4 Replies Latest reply on Feb 29, 2012 12:33 AM by kyt977

    LDAP Authentication FAILURE




      Presently i am working on the LDAP Integration with Service Portal. I followed steps in the manual and i am unable to log on to the service portal using domain logon credentials.


      i changed server object to point to my LDAP server.


      Here i hav one doubt what name can i keep in CN..


      1) i modified file as shown below.



      esmenduser is the directory where i kept all my users ................What authentication type i can use for AD ..i used LDAP even tried with NONE also



      <?xml version="1.0" encoding="utf-8"?>
      <DirectoryServiceAuthentifictionConfiguration xmlns:xsi="http://www.w3.org/2001/XMLSchema-instance" xmlns:xsd="http://www.w3.org/2001/XMLSchema">
        <!-- Server object to try to read (typically a branch on the tree) -->
        <!-- Debugging - throw error messages for any errors encountered-->
        <!-- This is only valid for Active directory.  For eDirectory, use None-->



      2) i added the authentication key in all my tps.config file  as shown below



      <add key="AuthenticationProvider" value="Touchpaper.Integrations.LDAPLogon.DirectoryServiceAuthenticationProvider" />


      3) i modified line to            <add key="LogonPolicy" value="All" />


      4) Add in console for the users i imported from esmenduser folder i added network login to             mh\loginid    

      5) I restarted the IIS and i tried to log on to Service portal using domain credential and  i am getting error saying login failed



      Can anybody suggest me what went wrong.....?

      Plz respond to it as early as possible as i need resolve immediately

      Thanks in advance...




        • 1. Re: LDAP Authentication FAILURE

          Hello Kiran!


          Did you get any help?


          We are stuck with the same problem!



          • 2. Re: LDAP Authentication FAILURE
            dmshimself ITSMMVPGroup

            The login policy needs to be explicit, not all (the manual I think is wrong there).  LDAP takes over the explicit usage.  If you login with SA, the LDAP TPS authentication still looks you up as if you were explicit, not via LDAP, so you need a 'proper' account to test with.  The username you enter is the LANDesk explicit login and the password is the LDAP password that corresponds to the network connection entry.  The network connection values are the LDAP distinguished name and in my experience need to be the first entries in the list of authentication strings.  Any AD ones need to come after this.  Values would be something like ...

            cn=touchpaper, ou=sysusers,ou=general,ou=misc,dc=ad,dc=company,dc=com

            • 3. Re: LDAP Authentication FAILURE

              Hello Dave


              Göran and I work on the same problem.

              I have set up explicit login, but still get the same error message. I think I have a problem with the network login string or the ldap directory authentication string.

              I'm not sure on what will be on both places.

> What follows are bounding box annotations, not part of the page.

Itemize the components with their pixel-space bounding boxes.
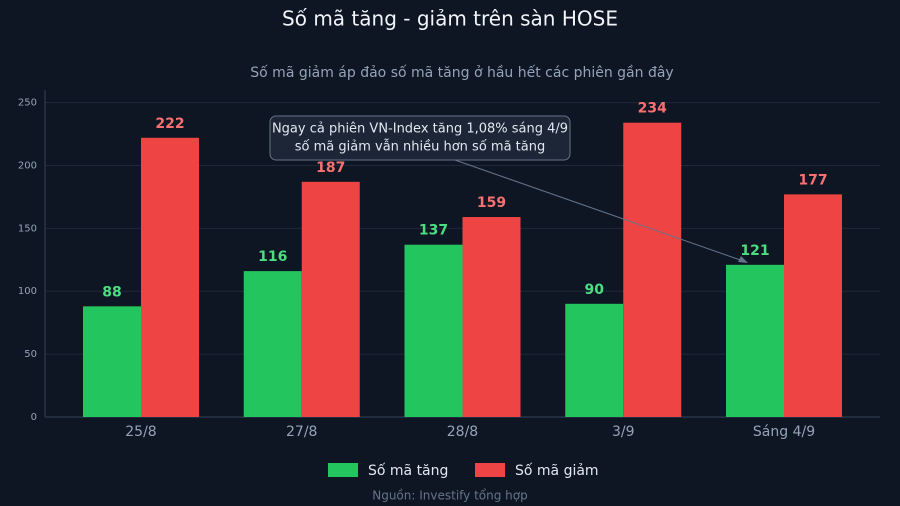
- annotation-text: số mã giảm vẫn nhiều hơn số mã tăng: [295, 140, 545, 155]
- legend-swatch: [475, 463, 505, 477]
- y-tick-label: 200: [18, 160, 37, 171]
- value-label: 222: [155, 116, 184, 132]
- value-label: 116: [258, 249, 287, 265]
- legend-label: Số mã giảm: [515, 462, 599, 479]
- value-label: 177: [798, 172, 827, 188]
- annotation-arrowhead: [738, 256, 748, 263]
- value-label: 187: [316, 160, 345, 176]
- y-tick-label: 250: [18, 98, 37, 109]
- value-label: 137: [419, 223, 448, 239]
- bar: [404, 244, 463, 417]
- plot: 0 50 100 150 200 250 25/8 88 222 27/8 116 187 28/8 13…: [18, 90, 880, 479]
- y-tick-label: 0: [31, 412, 37, 423]
- value-label: 121: [740, 243, 769, 259]
- annotation-box: [269, 115, 571, 161]
- x-tick-label: Sáng 4/9: [753, 424, 815, 440]
- bar: [141, 137, 199, 418]
- bar: [462, 217, 521, 417]
- legend-label: Số mã tăng: [368, 462, 448, 479]
- bar: [243, 271, 302, 417]
- y-tick-label: 150: [18, 223, 37, 234]
- annotation: Ngay cả phiên VN-Index tăng 1,08% sáng 4…: [269, 115, 748, 263]
- x-tick-label: 28/8: [447, 424, 478, 440]
- legend-swatch: [328, 463, 358, 477]
- y-tick-label: 100: [18, 286, 37, 297]
- chart-subtitle: Số mã giảm áp đảo số mã tăng ở hầu hết c…: [250, 64, 673, 81]
- bar: [565, 303, 624, 417]
- chart-title: Số mã tăng - giảm trên sàn HOSE: [282, 7, 618, 31]
- x-tick-label: 25/8: [125, 424, 156, 440]
- annotation-text: Ngay cả phiên VN-Index tăng 1,08% sáng 4…: [272, 122, 568, 137]
- value-label: 88: [102, 284, 121, 300]
- value-label: 159: [477, 195, 506, 211]
- annotation-arrow: [454, 159, 747, 263]
- bar: [623, 122, 682, 417]
- value-label: 90: [585, 282, 605, 298]
- source: Nguồn: Investify tổng hợp: [372, 489, 528, 503]
- x-tick-label: 27/8: [286, 424, 317, 440]
- bar: [301, 181, 360, 417]
- value-label: 234: [638, 101, 667, 117]
- bar: [784, 194, 842, 417]
- x-tick-label: 3/9: [612, 424, 635, 440]
- bar: [726, 264, 784, 417]
- y-tick-label: 50: [24, 349, 37, 360]
- bar: [83, 306, 141, 417]
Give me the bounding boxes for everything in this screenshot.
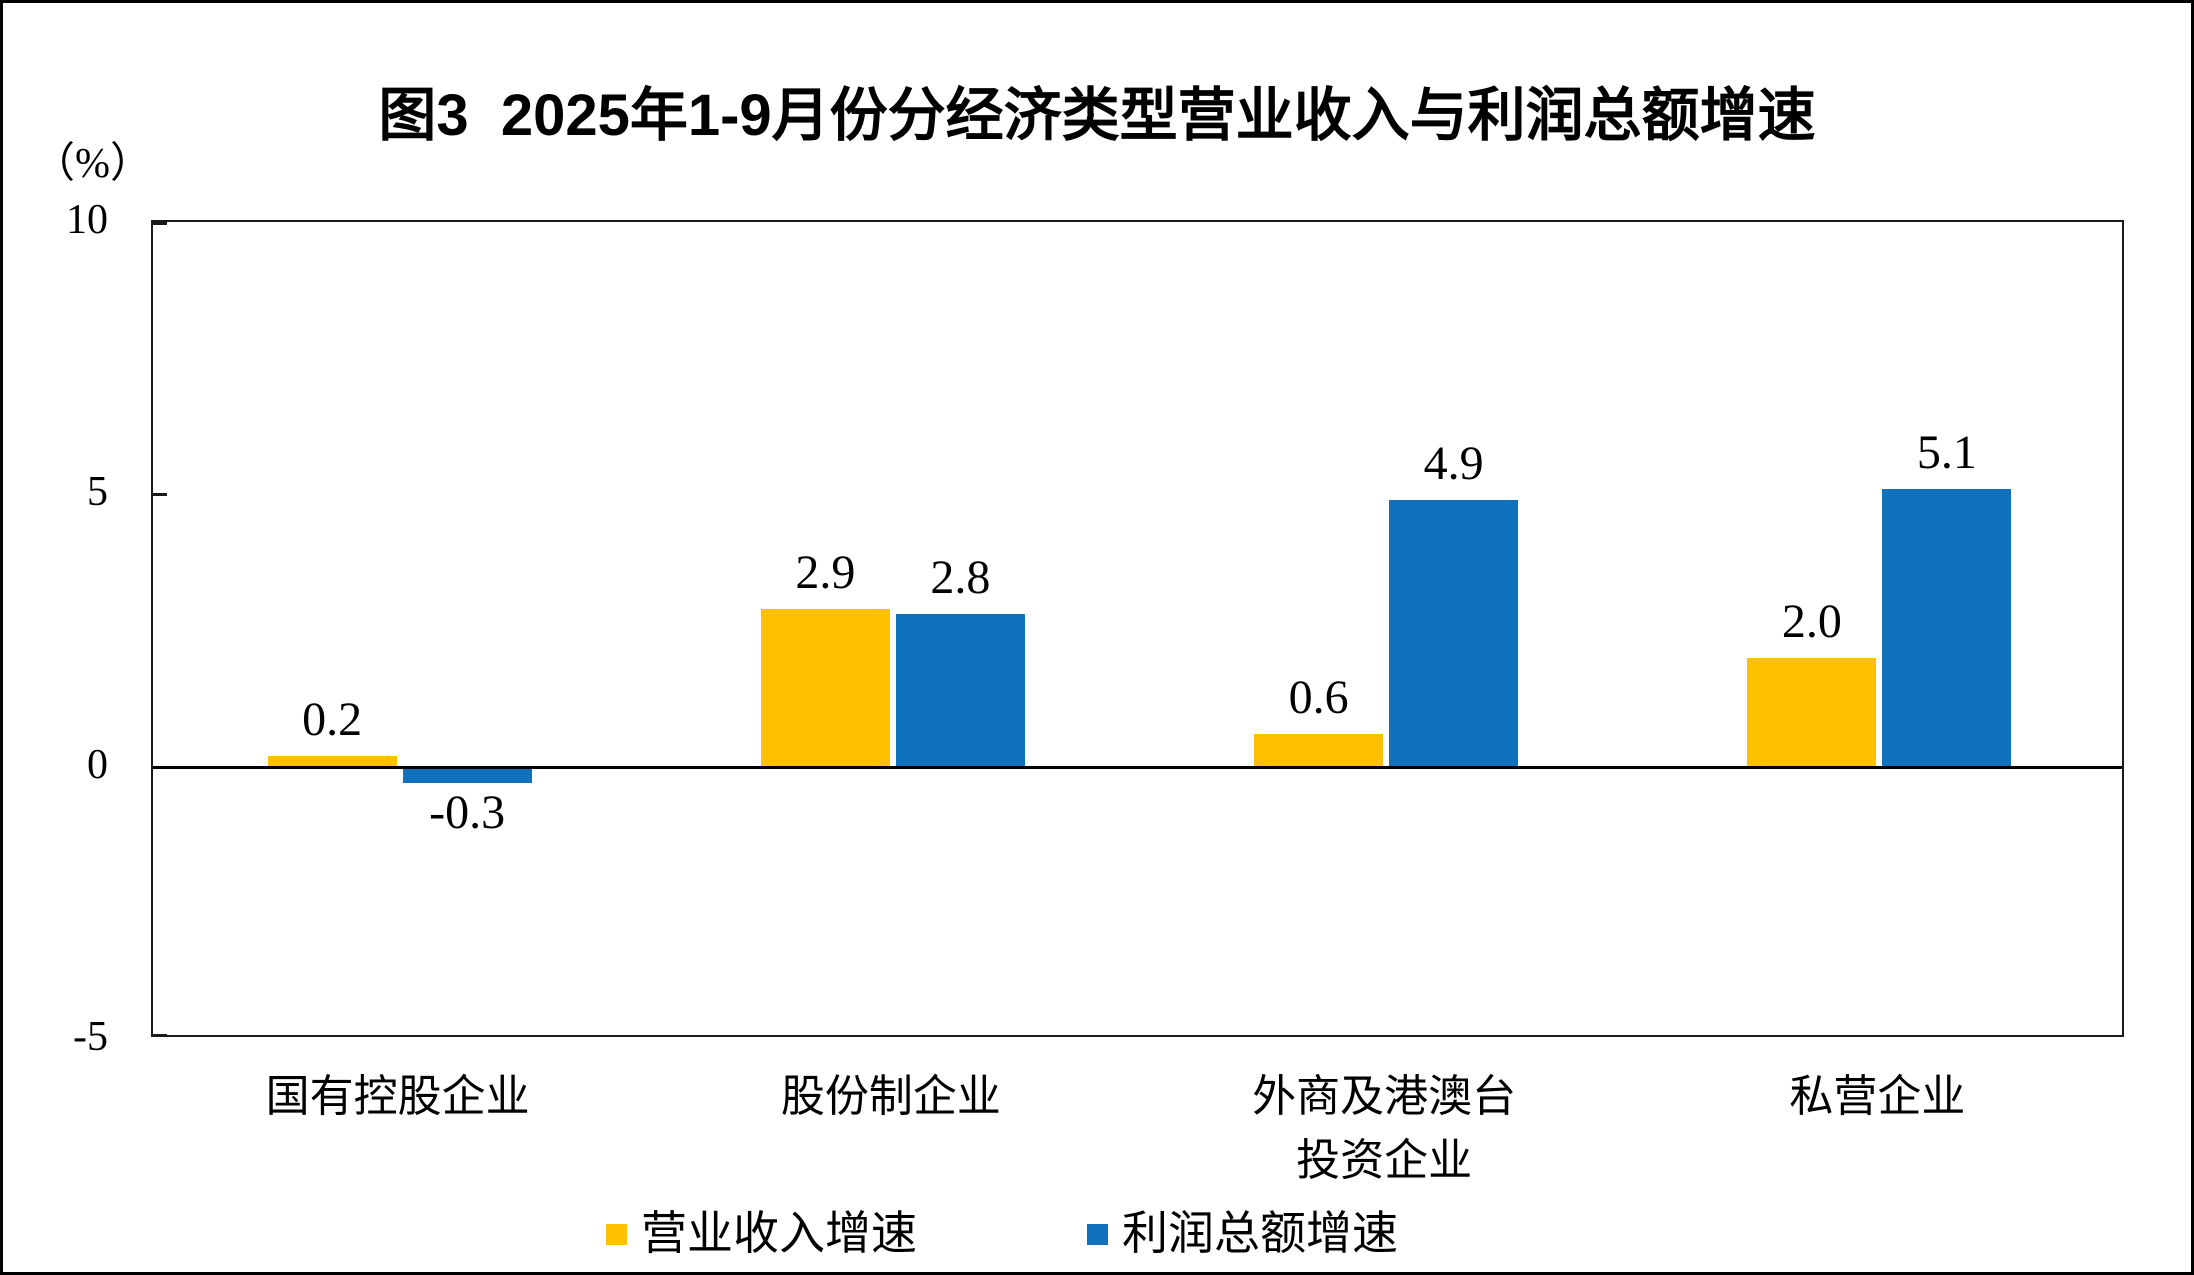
x-category-label-line: 国有控股企业 bbox=[265, 1072, 530, 1121]
legend-swatch-icon bbox=[606, 1223, 627, 1245]
y-tick-label-10: 10 bbox=[66, 197, 108, 243]
y-tick-mark--5 bbox=[153, 1034, 167, 1037]
x-category-label-国有控股企业: 国有控股企业 bbox=[266, 1065, 530, 1129]
chart-title: 图3 2025年1-9月份分经济类型营业收入与利润总额增速 bbox=[378, 83, 1816, 148]
bar-value-label-营业收入增速-外商及港澳台投资企业: 0.6 bbox=[1288, 670, 1349, 724]
bar-利润总额增速-股份制企业 bbox=[895, 614, 1025, 767]
legend-item-营业收入增速: 营业收入增速 bbox=[606, 1211, 917, 1257]
x-category-label-line: 股份制企业 bbox=[780, 1072, 1001, 1121]
x-category-label-line: 私营企业 bbox=[1789, 1072, 1966, 1121]
bar-利润总额增速-外商及港澳台投资企业 bbox=[1389, 499, 1519, 767]
legend-label: 营业收入增速 bbox=[641, 1208, 917, 1259]
x-category-label-line: 投资企业 bbox=[1296, 1136, 1473, 1185]
bar-营业收入增速-私营企业 bbox=[1747, 657, 1877, 767]
y-tick-label-0: 0 bbox=[87, 741, 108, 788]
plot-area: 0.2 -0.3 2.9 2.8 0.6 4.9 2.0 5.1 bbox=[151, 220, 2124, 1037]
bar-营业收入增速-股份制企业 bbox=[760, 608, 890, 767]
bar-营业收入增速-国有控股企业 bbox=[267, 755, 397, 767]
zero-baseline bbox=[153, 765, 2122, 769]
chart-legend: 营业收入增速 利润总额增速 bbox=[3, 1205, 2096, 1263]
x-category-label-股份制企业: 股份制企业 bbox=[781, 1065, 1001, 1129]
bar-value-label-利润总额增速-私营企业: 5.1 bbox=[1916, 425, 1977, 479]
bar-营业收入增速-外商及港澳台投资企业 bbox=[1254, 733, 1384, 767]
y-tick-mark-10 bbox=[153, 222, 167, 225]
legend-item-利润总额增速: 利润总额增速 bbox=[1087, 1211, 1398, 1257]
bar-利润总额增速-国有控股企业 bbox=[402, 766, 532, 783]
bar-value-label-营业收入增速-私营企业: 2.0 bbox=[1781, 594, 1842, 648]
bar-value-label-利润总额增速-国有控股企业: -0.3 bbox=[429, 786, 506, 839]
x-category-label-line: 外商及港澳台 bbox=[1252, 1072, 1517, 1121]
y-axis-unit-label: （%） bbox=[33, 141, 152, 187]
y-tick-mark-5 bbox=[153, 493, 167, 497]
bar-value-label-营业收入增速-国有控股企业: 0.2 bbox=[302, 692, 363, 746]
legend-swatch-icon bbox=[1087, 1223, 1108, 1245]
bar-value-label-营业收入增速-股份制企业: 2.9 bbox=[795, 545, 856, 599]
y-tick-label-5: 5 bbox=[87, 469, 108, 516]
legend-label: 利润总额增速 bbox=[1122, 1208, 1398, 1259]
bar-value-label-利润总额增速-股份制企业: 2.8 bbox=[930, 551, 991, 605]
x-category-label-私营企业: 私营企业 bbox=[1789, 1065, 1965, 1129]
x-category-label-外商及港澳台投资企业: 外商及港澳台 投资企业 bbox=[1252, 1065, 1516, 1193]
bar-利润总额增速-私营企业 bbox=[1882, 488, 2012, 767]
y-tick-label--5: -5 bbox=[73, 1014, 108, 1060]
bar-value-label-利润总额增速-外商及港澳台投资企业: 4.9 bbox=[1423, 436, 1484, 490]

              Can you take a quick peek at  http://community.landesk.com/support/message/67569#67569

              and just see if the network login string or the directory string is completely messed up.

              I would really appretiate it.


              Best regards


              • 4. Re: LDAP Authentication FAILURE

                I think this issue was similar to the other issue detailed here - http://community.landesk.com/support/message/74988.


                I resolved my issue by setting the <AuthenticationType> to 'Secure' in the DirectoryServiceAuthentificationConfiguration.xml file and copying some missing DLLs from the Framework folder to the WebAccess folder.